In the next bit, it seems to me as if your definition of a "classical" geometry is just Euclidean geometry. I suppose most people would think the same, for no other reason than we all learn Euclidean geometry from Day One, and then learn about the other stuff if we go on to study mathematics in university.

Riemannian geometry is, in fact, nothing more than geometry in which Euclid's fifth postulate (the one about parallel lines) is no longer assumed; thus, Riemannian geometry is also "classical". The same holds true with Lorentzian geometries, wherein the metric ("distance function") is no longer presumed to be positive definite.

Note that Lorentz metric and Lorentzian metric are not the same thing: a Lorentz metric (of which the Minkowski metric is one example) is a Lorentzian metric on a 4-dimensional space with signature (3,1). OTOH, a Lorentzian metric is, as I said, simply a metric/distance function which is no longer required to be positive definite.

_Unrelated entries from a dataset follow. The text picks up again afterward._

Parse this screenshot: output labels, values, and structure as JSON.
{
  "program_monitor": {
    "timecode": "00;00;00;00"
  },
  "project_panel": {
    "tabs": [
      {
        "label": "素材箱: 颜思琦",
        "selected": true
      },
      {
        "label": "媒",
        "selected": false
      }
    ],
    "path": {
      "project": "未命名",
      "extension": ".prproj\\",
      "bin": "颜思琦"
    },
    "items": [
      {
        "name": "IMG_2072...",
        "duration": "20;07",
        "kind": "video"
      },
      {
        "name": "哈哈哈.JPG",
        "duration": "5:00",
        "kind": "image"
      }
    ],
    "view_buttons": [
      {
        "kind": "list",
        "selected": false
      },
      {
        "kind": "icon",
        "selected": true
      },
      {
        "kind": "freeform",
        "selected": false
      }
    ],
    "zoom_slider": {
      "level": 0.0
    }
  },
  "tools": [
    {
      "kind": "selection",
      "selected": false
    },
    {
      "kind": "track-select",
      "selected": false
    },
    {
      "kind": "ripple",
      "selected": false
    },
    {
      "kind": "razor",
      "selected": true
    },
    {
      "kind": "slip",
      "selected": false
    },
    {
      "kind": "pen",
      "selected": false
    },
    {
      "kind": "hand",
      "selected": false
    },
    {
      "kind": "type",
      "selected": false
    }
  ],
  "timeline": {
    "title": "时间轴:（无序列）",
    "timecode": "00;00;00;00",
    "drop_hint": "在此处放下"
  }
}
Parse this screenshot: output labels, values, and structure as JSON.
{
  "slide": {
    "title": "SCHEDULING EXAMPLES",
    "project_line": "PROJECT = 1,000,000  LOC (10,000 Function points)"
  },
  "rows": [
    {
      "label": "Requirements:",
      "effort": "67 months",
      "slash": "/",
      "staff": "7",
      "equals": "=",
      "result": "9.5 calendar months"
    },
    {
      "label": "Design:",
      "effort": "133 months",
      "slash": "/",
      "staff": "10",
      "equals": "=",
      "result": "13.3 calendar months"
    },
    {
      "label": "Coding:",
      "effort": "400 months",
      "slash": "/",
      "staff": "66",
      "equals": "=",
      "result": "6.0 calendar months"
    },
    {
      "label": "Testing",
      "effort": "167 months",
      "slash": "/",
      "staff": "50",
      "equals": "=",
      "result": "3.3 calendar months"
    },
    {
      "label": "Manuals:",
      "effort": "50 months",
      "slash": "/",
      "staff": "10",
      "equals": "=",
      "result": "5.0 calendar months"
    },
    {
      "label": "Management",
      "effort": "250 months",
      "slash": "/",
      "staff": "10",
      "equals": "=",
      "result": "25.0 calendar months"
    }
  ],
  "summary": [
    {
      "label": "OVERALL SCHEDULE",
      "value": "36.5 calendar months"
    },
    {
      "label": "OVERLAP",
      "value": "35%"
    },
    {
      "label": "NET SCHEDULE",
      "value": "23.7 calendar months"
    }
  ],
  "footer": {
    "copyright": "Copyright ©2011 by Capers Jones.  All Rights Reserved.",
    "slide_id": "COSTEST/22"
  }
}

Finsler spaces differ from Riemannian spaces in that they introduce an asymmetry (anisotropy) into the geometry. In Riemannian space, the length of a vector is equal to that of its negative. In Finsler space, this is relaxed, so the direction a vector is pointing becomes as important as its position. Please don't ask me to try to explain this further: I didn't understand it in 1982, and I really still don't understand it today.